On September 25 James and eight other naval officers took command of the Yorktown batteries and exercised the guns to the satisfaction of Lord Cornwallis. On September 28, Washington and Rochambeau appeared before Yorktown, and James was among the first to open fire on them with his guns. A week of cannonading followed while the Americans and French labored on their siege trenches. On the fourth of October, James notes in his journal his first sign of alarm: “We kept up as heavy a fire on them as our want of ammunition would allow.”

On October 9 the French and American batteries began to return the British fire. James and his naval friends, used to fighting their battles with cannon, soon realized they were in for a pasting. Their guns were simply no match for the allies’ heavier weapons, and their dwindling ammunition rendered them even more impotent.

On the tenth, James had to sit and watch while French gunners set his ship, the Charon, on fire with hot shot. “From our being quartered at the guns in front of the army, that timely assistance could not be given her which was necessary to extinguish the fire, and she broke adrift from her moorings and drove on board a transport to which she also set fire, and they both grounded on the Gloucester side where they burnt to the water’s edge. The loss of our things in the Charon are so very trivial when compared to the more distressing scenes of the garrison that I shall say no more on this head than that we saw with infinite concern one of the finest ships in the navy of her rate totally destroyed on this day.”
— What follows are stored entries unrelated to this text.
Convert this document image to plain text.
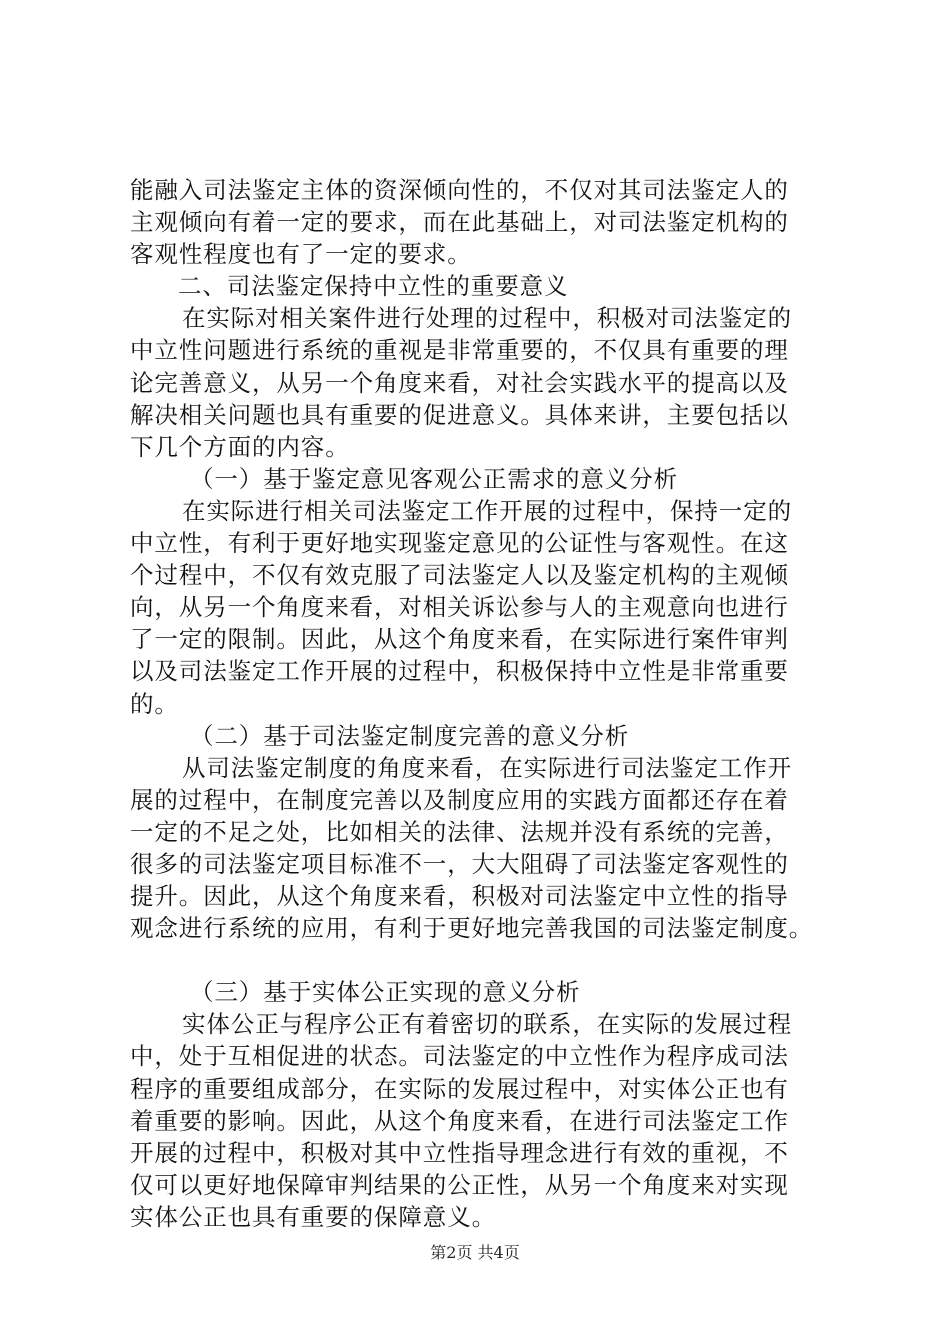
能融入司法鉴定主体的资深倾向性的，不仅对其司法鉴定人的
主观倾向有着一定的要求，而在此基础上，对司法鉴定机构的
客观性程度也有了一定的要求。
二、司法鉴定保持中立性的重要意义
在实际对相关案件进行处理的过程中，积极对司法鉴定的
中立性问题进行系统的重视是非常重要的，不仅具有重要的理
论完善意义，从另一个角度来看，对社会实践水平的提高以及
解决相关问题也具有重要的促进意义。具体来讲，主要包括以
下几个方面的内容。
（一）基于鉴定意见客观公正需求的意义分析
在实际进行相关司法鉴定工作开展的过程中，保持一定的
中立性，有利于更好地实现鉴定意见的公证性与客观性。在这
个过程中，不仅有效克服了司法鉴定人以及鉴定机构的主观倾
向，从另一个角度来看，对相关诉讼参与人的主观意向也进行
了一定的限制。因此，从这个角度来看，在实际进行案件审判
以及司法鉴定工作开展的过程中，积极保持中立性是非常重要
的。
（二）基于司法鉴定制度完善的意义分析
从司法鉴定制度的角度来看，在实际进行司法鉴定工作开
展的过程中，在制度完善以及制度应用的实践方面都还存在着
一定的不足之处，比如相关的法律、法规并没有系统的完善，
很多的司法鉴定项目标准不一，大大阻碍了司法鉴定客观性的
提升。因此，从这个角度来看，积极对司法鉴定中立性的指导
观念进行系统的应用，有利于更好地完善我国的司法鉴定制度。
（三）基于实体公正实现的意义分析
实体公正与程序公正有着密切的联系，在实际的发展过程
中，处于互相促进的状态。司法鉴定的中立性作为程序成司法
程序的重要组成部分，在实际的发展过程中，对实体公正也有
着重要的影响。因此，从这个角度来看，在进行司法鉴定工作
开展的过程中，积极对其中立性指导理念进行有效的重视，不
仅可以更好地保障审判结果的公正性，从另一个角度来对实现
实体公正也具有重要的保障意义。
第2页 共4页
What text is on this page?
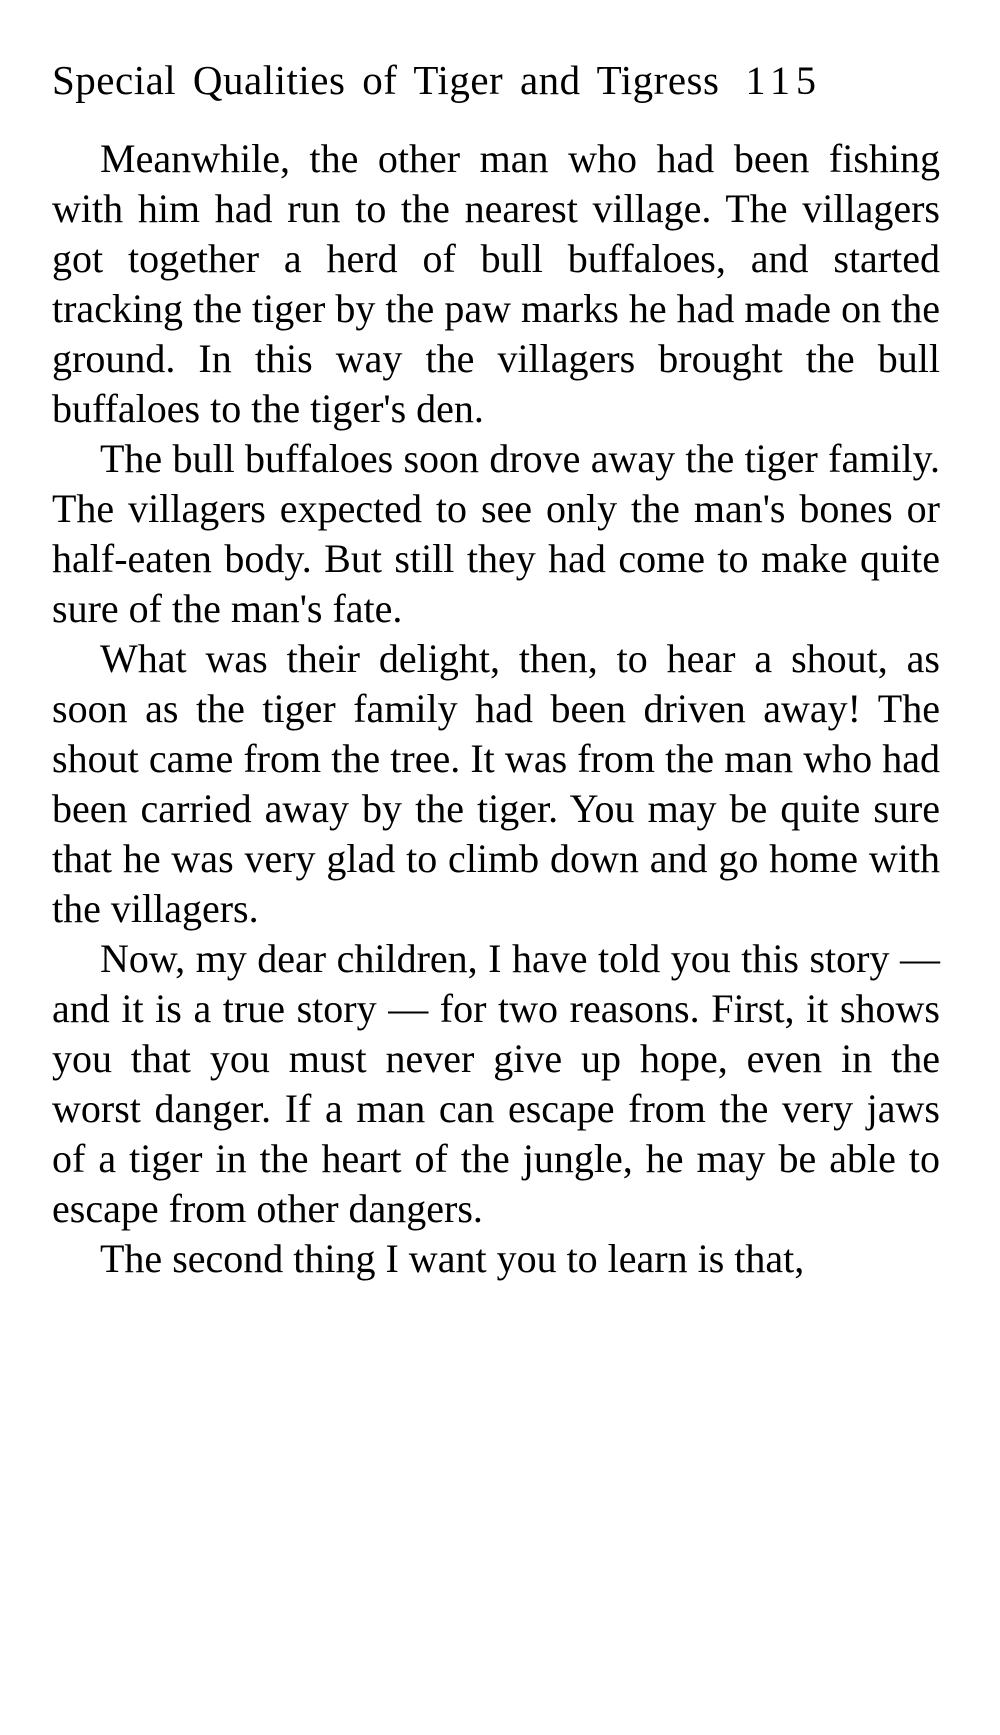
Special Qualities of Tiger and Tigress 115

Meanwhile, the other man who had been fishing with him had run to the nearest village. The villagers got together a herd of bull buffaloes, and started tracking the tiger by the paw marks he had made on the ground. In this way the villagers brought the bull buffaloes to the tiger's den.

The bull buffaloes soon drove away the tiger family. The villagers expected to see only the man's bones or half-eaten body. But still they had come to make quite sure of the man's fate.

What was their delight, then, to hear a shout, as soon as the tiger family had been driven away! The shout came from the tree. It was from the man who had been carried away by the tiger. You may be quite sure that he was very glad to climb down and go home with the villagers.

Now, my dear children, I have told you this story — and it is a true story — for two reasons. First, it shows you that you must never give up hope, even in the worst danger. If a man can escape from the very jaws of a tiger in the heart of the jungle, he may be able to escape from other dangers.

The second thing I want you to learn is that,
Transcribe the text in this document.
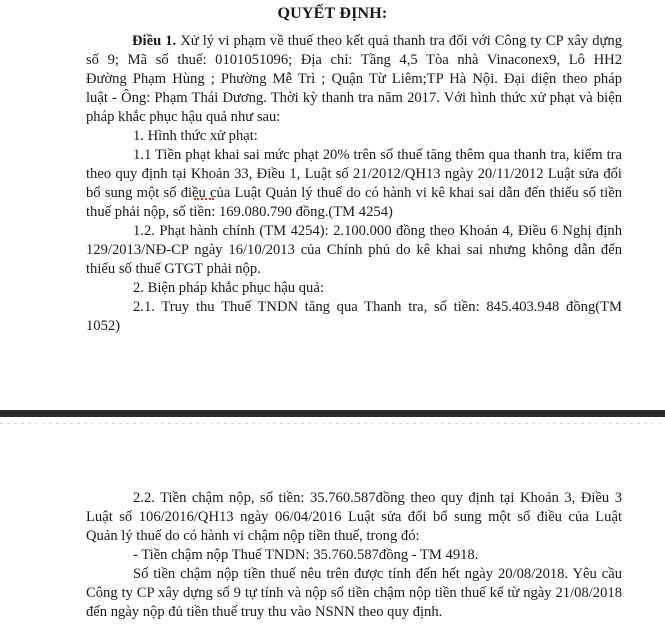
QUYẾT ĐỊNH:
Điều 1. Xử lý vi phạm về thuế theo kết quả thanh tra đối với Công ty CP xây dựng
số 9; Mã số thuế: 0101051096; Địa chỉ: Tầng 4,5 Tòa nhà Vinaconex9, Lô HH2
Đường Phạm Hùng ; Phường Mễ Trì ; Quận Từ Liêm;TP Hà Nội. Đại diện theo pháp
luật - Ông: Phạm Thái Dương. Thời kỳ thanh tra năm 2017. Với hình thức xử phạt và biện
pháp khắc phục hậu quả như sau:
1. Hình thức xử phạt:
1.1 Tiền phạt khai sai mức phạt 20% trên số thuế tăng thêm qua thanh tra, kiểm tra
theo quy định tại Khoản 33, Điều 1, Luật số 21/2012/QH13 ngày 20/11/2012 Luật sửa đổi
bổ sung một số điều của Luật Quản lý thuế do có hành vi kê khai sai dẫn đến thiếu số tiền
thuế phải nộp, số tiền: 169.080.790 đồng.(TM 4254)
1.2. Phạt hành chính (TM 4254): 2.100.000 đồng theo Khoản 4, Điều 6 Nghị định
129/2013/NĐ-CP ngày 16/10/2013 của Chính phủ do kê khai sai nhưng không dẫn đến
thiếu số thuế GTGT phải nộp.
2. Biện pháp khắc phục hậu quả:
2.1. Truy thu Thuế TNDN tăng qua Thanh tra, số tiền: 845.403.948 đồng(TM
1052)
2.2. Tiền chậm nộp, số tiền: 35.760.587đồng theo quy định tại Khoản 3, Điều 3
Luật số 106/2016/QH13 ngày 06/04/2016 Luật sửa đổi bổ sung một số điều của Luật
Quản lý thuế do có hành vi chậm nộp tiền thuế, trong đó:
- Tiền chậm nộp Thuế TNDN: 35.760.587đồng - TM 4918.
Số tiền chậm nộp tiền thuế nêu trên được tính đến hết ngày 20/08/2018. Yêu cầu
Công ty CP xây dựng số 9 tự tính và nộp số tiền chậm nộp tiền thuế kể từ ngày 21/08/2018
đến ngày nộp đủ tiền thuế truy thu vào NSNN theo quy định.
That same evening the first lieutenant of the Charon was forced to quit his battery, “the shot and shell having dismounted his guns and tore up his platforms.” It was an experience that would soon be repeated all along the British line. By October 11, James was writing, “I now want words to express the dreadful situation of the garrison. Upwards of a thousand shells was thrown into the works on this night, and every spot became alike dangerous. The noise and thundering of the cannon, the distressing cries of the wounded, and the lamentable sufferings of the inhabitants, whose dwellings were chiefly in flames, added to the restless fatigues of the duty, must inevitably fill every mind with pity and compassion.”

On October 12, the seamen from the transports simply refused to man their batteries in the “hornwork,” as the British called the projecting angle in the center of their lines. It was the most exposed position in Yorktown, open to devastating fire from both right and left. Lieutenant James immediately volunteered to replace them, and with Cornwallis’ warm approval led a midshipman and thirty-four seamen to the fray.